И все язвительнее, все наглее и победительнее плыла по битком набитому зданию истошная вонь туалетов, двери в которые уже почти не закрывались и к которым, кроткие, бессловесные, поневоле нестеснительные, уже выстроены были очереди женщин, оловянно-мертво освещенные огромным ноябрьским небом, угрюмо стоящим за сплошь стеклянной фасадной стеной аэровокзала.
Пожилая женщина в форменной аэрофлотовской шинели — необыкновенно мило, на взгляд Чашкина, покрытая серым деревенским платком, — не в первый уже раз пробиралась по своим делам вдоль узкого прохода, который оставался между расположившимися на полу людьми. И не в первый уже раз Чашкин растроганно обратил внимание, как она смотрит — без тени раздражения, с сочувствием, но без обидной жалости — на людей, которые, конечно же, не могли не досаждать ей своими узлами, чемоданами, ногами, вытянутыми на середину прохода.
В ней, в этой милой женщине, даже и намека не обозначалось, что она может быть нервна, бранчлива, к людям неприязненна. Мгновенно верилось, глядя на нее, что такого в ней нет и вовсе!
И это таким чудом чудным гляделось в раздраженной кипящей атмосфере аэропорта… и она, главное, кого-то так напоминала Чашкину из поселковых пожилых женщин, что он, неожиданно поймав и ему тоже причитавшийся мягкий незлобливый взгляд, быстро вдруг понял: если кто-то и поможет ему здесь, в чужой этой стороне, то только она, вот эта женщина!
Тотчас же, не на шутку волнуясь, с ощущением, что совершает непоправимое, покидая насиженное место, — он поднялся и поспешил следом за ней.
Он приметил дверь, куда она зашла, и стал покорно ждать, поневоле подвергаем множеству толчков и грубостей, поскольку ждать он остался на ходу у людей.
В жизни не видавший столько людей за раз, он испытывал тоску от этой толкотни.
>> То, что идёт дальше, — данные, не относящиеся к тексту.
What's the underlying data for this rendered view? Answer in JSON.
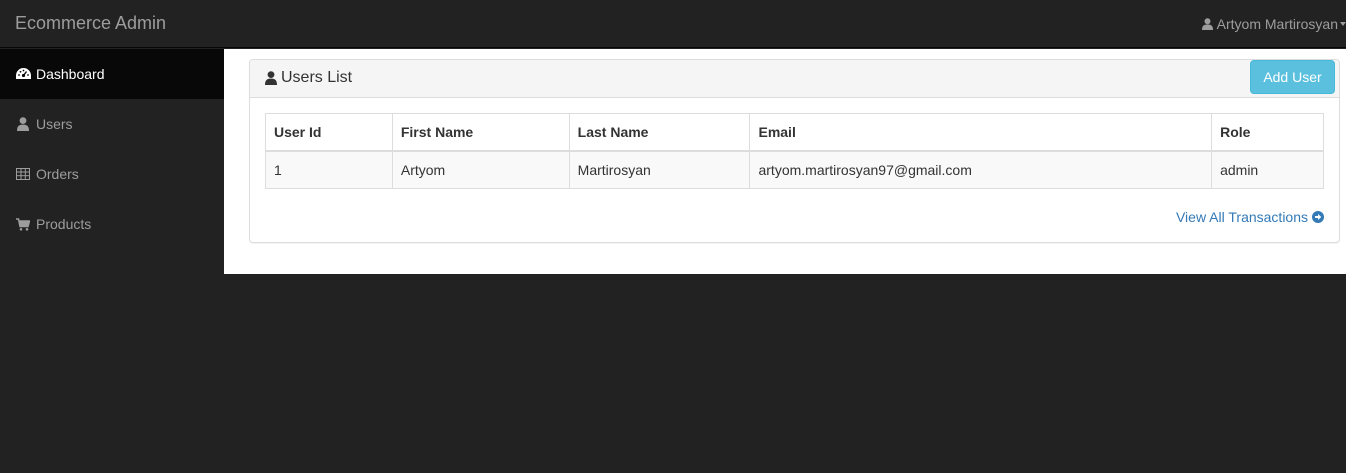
{
  "navbar": {
    "brand": "Ecommerce Admin",
    "user_name": "Artyom Martirosyan",
    "user_icon": "user-icon"
  },
  "sidebar": {
    "items": [
      {
        "label": "Dashboard",
        "icon": "dashboard-icon",
        "active": true
      },
      {
        "label": "Users",
        "icon": "user-icon",
        "active": false
      },
      {
        "label": "Orders",
        "icon": "table-icon",
        "active": false
      },
      {
        "label": "Products",
        "icon": "shopping-cart-icon",
        "active": false
      }
    ]
  },
  "panel": {
    "title": "Users List",
    "title_icon": "user-icon",
    "add_button": "Add User",
    "view_all": "View All Transactions",
    "view_all_icon": "arrow-circle-right-icon"
  },
  "table": {
    "headers": [
      "User Id",
      "First Name",
      "Last Name",
      "Email",
      "Role"
    ],
    "rows": [
      [
        "1",
        "Artyom",
        "Martirosyan",
        "artyom.martirosyan97@gmail.com",
        "admin"
      ]
    ]
  },
  "colors": {
    "navbar_bg": "#222222",
    "active_item_bg": "#080808",
    "button_info": "#5bc0de",
    "link": "#337ab7"
  }
}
Тоска была, как грязный дым, застящий душу.
«Зачем поехал?» — все чаще обращался он к себе со злобной досадой. Тут же спохватывался: «Мать ведь…», старался думать о матери, о смерти матери, но куда уж тут было думать о матери, о смерти ее, когда вокруг творилось такое!
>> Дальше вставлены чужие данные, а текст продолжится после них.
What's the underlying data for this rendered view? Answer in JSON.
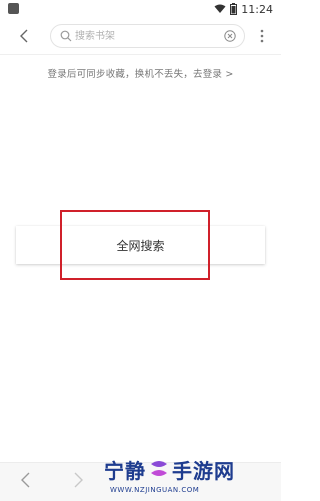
{
  "status_bar": {
    "time": "11:24"
  },
  "search": {
    "placeholder": "搜索书架",
    "value": ""
  },
  "login_hint": "登录后可同步收藏，换机不丢失，去登录 >",
  "search_web_button": "全网搜索",
  "watermark": {
    "name_part1": "宁静",
    "name_part2": "手游网",
    "domain": "WWW.NZJINGUAN.COM"
  },
  "colors": {
    "accent_red": "#d0202a",
    "watermark_blue": "#1e3c8f",
    "watermark_purple": "#8a4ad6"
  }
}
— Землячка! — вскрикнул он вдруг так отчаянно, что большинство народа (а не только женщина, которую он поджидал и нечаянно просмотрел) оглянулись.
… и ужасно обрадовался чрезвычайно хорошему словечку, пришедшему в голову, и окончательно почему-то уверился: «Поможет!»
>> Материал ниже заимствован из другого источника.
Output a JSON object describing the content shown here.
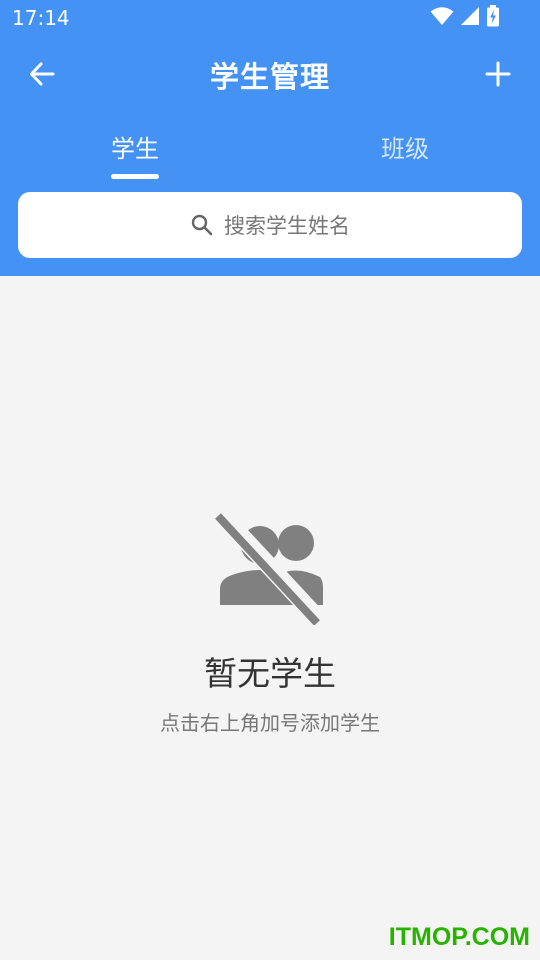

Он протолкался к ней сквозь поток навстречу идущих и еще раз повторил, удовольствие ощущая от этого славного слова: «Землячка!»
— Ну что тебе, землячок? — Она взглянула на него через плечо, и он тотчас увидел, что вовсе и не такая уж она пожилая, еще вчера баба-огонь была, и заробел, и смешался, и жалкие вдруг стал слова говорить:
— Матушка у меня померла. В Москву надо. Покажи уж, ради Христа, к кому обратиться!
— Телеграмма есть? — спросила она, коротко оглянувшись, и продолжая идти (не идти все равно бы не позволили).
— Есть! А как же? — с восторгом обладания воскликнул Чашкин и привычным уже жестом сунулся за пазуху.
— А ты что, может, и вправду землячок? Откуда?
— Из Егоровска! Посадили, вишь ты, ни с того ни с сего. А ты-то откуда?
Она назвала дальневосточный город. Чашкин огорчился и даже шаг придержал:
— Не-е… Не земляки мы.
Она расхохоталась, мельком оглянувшись на него. Успокоила:
— У меня зато отец из ваших краев. Не потеряйся гляди!
— Я уж за тобой — как нитка за иголкой! — воскликнул счастливо Чашкин и опять заторопился изо всех сил.
— Да разве тут протолкаешься? — потерянно сказал Чашкин, когда они подошли к отделу перевозок и поглядели, что творится.
Творилось примерно то же, что и возле справочной. Каждый на свой манер норовил добраться до начальника, который с измученным лицом, хранящим легкую брезгливость честного человека, попавшего в обстоятельства нечестные, сидел за столом, отделенным от людей подобием прилавка.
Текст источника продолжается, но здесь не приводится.